A crucial lesson from the 1983 famine was the necessity for diversified agricultural techniques. Ghana's dependence on a narrow range of primary crops, such as maize and cassava, rendered it exceedingly susceptible to climatic fluctuations and droughts. Since that time, there has been an initiative to diversify crops and advocate for drought-resistant varieties capable of enduring severe environmental conditions. This strategy seeks to safeguard food supply from severe weather occurrences, hence diminishing the probability of food shortages. Crop diversification efforts in West Africa have shown promise in reducing food insecurity and environmental vulnerability.

=== Resilience through Sustainable Farming Practices ===
The crisis showed the necessity for sustainable agricultural practices that preserve soil fertility and protect water resources. In later decades, practices such as crop rotation, intercropping, and agroforestry have been advocated to enhance soil health and water retention, which are critical under drought conditions.
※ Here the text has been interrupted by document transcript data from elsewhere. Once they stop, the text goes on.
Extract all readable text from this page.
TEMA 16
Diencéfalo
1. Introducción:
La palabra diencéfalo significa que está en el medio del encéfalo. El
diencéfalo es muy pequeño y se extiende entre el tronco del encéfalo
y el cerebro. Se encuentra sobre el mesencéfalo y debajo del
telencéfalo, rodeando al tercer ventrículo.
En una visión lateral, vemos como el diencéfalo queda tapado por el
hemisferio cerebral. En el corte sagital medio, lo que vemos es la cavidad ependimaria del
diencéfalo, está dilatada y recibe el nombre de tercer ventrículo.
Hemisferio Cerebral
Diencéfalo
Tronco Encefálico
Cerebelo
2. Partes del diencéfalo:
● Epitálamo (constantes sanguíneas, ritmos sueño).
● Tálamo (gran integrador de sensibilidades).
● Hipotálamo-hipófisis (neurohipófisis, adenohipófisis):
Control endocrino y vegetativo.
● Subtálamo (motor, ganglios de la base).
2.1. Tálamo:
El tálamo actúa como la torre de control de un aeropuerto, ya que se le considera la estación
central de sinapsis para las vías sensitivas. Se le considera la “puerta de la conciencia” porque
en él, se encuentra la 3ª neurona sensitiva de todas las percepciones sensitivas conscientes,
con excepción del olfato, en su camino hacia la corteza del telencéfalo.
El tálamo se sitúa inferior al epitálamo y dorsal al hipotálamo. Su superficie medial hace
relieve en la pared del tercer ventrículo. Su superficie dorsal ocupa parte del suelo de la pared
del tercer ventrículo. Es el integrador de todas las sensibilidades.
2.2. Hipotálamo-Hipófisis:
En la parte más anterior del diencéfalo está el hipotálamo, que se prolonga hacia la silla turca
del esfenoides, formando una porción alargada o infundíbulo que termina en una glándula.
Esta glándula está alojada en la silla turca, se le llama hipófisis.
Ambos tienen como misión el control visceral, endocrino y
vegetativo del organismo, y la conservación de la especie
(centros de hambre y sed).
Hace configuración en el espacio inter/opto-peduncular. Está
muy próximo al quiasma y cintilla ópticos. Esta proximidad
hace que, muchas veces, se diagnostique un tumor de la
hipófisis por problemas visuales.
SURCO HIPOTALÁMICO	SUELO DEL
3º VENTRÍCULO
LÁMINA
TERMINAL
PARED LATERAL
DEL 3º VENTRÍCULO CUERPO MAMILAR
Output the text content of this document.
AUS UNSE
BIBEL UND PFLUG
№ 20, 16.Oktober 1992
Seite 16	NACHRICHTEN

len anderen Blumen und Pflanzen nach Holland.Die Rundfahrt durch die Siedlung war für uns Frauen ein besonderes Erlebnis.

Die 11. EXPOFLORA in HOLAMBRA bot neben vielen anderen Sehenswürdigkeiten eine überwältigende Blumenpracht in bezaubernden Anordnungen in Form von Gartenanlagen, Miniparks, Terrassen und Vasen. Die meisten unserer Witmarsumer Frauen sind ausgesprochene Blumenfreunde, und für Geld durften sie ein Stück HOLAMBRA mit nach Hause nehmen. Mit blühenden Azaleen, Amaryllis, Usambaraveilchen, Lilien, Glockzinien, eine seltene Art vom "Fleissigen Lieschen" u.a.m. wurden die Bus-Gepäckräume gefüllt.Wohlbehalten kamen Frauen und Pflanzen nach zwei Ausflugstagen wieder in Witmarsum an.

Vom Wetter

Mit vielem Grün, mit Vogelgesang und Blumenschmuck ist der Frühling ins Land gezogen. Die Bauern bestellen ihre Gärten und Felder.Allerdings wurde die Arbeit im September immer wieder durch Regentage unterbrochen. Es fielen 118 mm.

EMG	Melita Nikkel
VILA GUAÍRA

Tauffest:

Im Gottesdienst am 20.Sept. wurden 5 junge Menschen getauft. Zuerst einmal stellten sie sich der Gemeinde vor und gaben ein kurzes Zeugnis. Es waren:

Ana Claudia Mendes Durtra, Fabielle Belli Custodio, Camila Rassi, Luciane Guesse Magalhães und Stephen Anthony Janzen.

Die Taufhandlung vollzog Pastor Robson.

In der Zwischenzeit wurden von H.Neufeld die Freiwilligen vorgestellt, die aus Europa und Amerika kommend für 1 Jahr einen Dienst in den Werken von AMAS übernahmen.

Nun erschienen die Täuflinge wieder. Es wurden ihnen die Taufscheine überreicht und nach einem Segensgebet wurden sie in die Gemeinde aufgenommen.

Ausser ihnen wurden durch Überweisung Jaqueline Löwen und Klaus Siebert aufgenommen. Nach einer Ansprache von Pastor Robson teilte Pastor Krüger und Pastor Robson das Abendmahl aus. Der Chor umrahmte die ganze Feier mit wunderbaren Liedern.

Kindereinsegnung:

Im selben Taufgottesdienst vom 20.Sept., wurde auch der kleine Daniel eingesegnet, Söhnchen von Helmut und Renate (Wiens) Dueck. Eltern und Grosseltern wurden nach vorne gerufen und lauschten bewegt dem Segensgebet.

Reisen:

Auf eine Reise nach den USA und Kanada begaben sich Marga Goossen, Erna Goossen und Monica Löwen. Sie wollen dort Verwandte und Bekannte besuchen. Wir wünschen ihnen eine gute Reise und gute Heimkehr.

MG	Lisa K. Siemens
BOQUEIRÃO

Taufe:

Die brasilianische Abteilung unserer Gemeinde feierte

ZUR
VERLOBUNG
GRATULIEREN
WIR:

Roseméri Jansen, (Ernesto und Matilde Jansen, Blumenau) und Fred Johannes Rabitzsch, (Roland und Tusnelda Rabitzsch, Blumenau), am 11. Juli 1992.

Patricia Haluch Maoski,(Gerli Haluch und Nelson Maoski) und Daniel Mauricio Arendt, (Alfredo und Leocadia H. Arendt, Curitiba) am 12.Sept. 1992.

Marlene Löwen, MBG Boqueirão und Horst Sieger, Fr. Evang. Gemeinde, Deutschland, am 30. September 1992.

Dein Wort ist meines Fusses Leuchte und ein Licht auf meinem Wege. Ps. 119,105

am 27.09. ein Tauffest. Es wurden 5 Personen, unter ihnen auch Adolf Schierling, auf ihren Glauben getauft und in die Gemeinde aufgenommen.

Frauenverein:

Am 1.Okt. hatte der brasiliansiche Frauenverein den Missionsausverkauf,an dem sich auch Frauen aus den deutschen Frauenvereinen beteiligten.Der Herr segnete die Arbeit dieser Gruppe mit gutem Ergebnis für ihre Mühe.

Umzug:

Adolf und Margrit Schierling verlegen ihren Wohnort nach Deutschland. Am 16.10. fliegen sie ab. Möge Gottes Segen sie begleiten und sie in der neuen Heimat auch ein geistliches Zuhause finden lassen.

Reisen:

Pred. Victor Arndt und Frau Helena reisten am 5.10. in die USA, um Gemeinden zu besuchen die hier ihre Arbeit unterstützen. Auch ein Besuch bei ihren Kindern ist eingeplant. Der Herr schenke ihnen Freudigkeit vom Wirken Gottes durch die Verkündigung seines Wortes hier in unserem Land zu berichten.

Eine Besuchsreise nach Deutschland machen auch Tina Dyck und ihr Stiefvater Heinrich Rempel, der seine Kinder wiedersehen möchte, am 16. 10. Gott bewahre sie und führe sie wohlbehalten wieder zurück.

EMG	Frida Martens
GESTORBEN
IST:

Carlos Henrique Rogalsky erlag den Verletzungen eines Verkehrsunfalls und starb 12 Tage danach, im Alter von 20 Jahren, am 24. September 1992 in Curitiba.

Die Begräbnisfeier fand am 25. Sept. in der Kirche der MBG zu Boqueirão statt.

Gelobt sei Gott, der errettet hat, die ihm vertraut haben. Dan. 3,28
These approaches enhance overall ecosystem health, reducing the likelihood of future agricultural crises stemming from environmental degradation.

=== Investment in Food Storage and Distribution Infrastructure ===
The famine was intensified by inadequate infrastructure for the effective storage and distribution of food. Crops were vulnerable to rotting, and the absence of dependable distribution channels impeded relief operations. Consequently, Ghana has invested in grain silos, storage facilities, and transportation networks to guarantee the preservation and distribution of food amid unfavourable conditions.

=== Early Warning Systems and Data Collection ===
The famine underscored the necessity for early warning systems to detect and alleviate food shortages before they develop into critical crises. Ghana has established mechanisms to monitor precipitation patterns, agricultural health, and food prices, which act as indicators of possible food insecurity.

=== Significance of International Assistance and Policy Reform ===
The famine illustrated the significance of international assistance in addressing large-scale disasters, as Ghana obtained considerable food aid from foreign governments and international organisations. Nonetheless, dependence on external assistance has been critically examined, leading to demands for policy reforms that prioritise indigenous strategies for food security. Policy changes have encompassed support for local farmers, subsidies for vital crops, and initiatives designed to improve agricultural output, all of which contribute to strengthening internal resilience.

=== Population Management and Social Support Systems ===
The famine illustrated the strain that rapid demographic changes may place on resources, particularly as Ghana faced the unforeseen repatriation of one million citizens during the crisis. This experience has highlighted the significance of population control strategies and social support systems capable of accommodating abrupt demographic changes. Investments in social safety nets, including food assistance programs and healthcare services, save vulnerable populations during crises, thereby diminishing the probability of extensive suffering.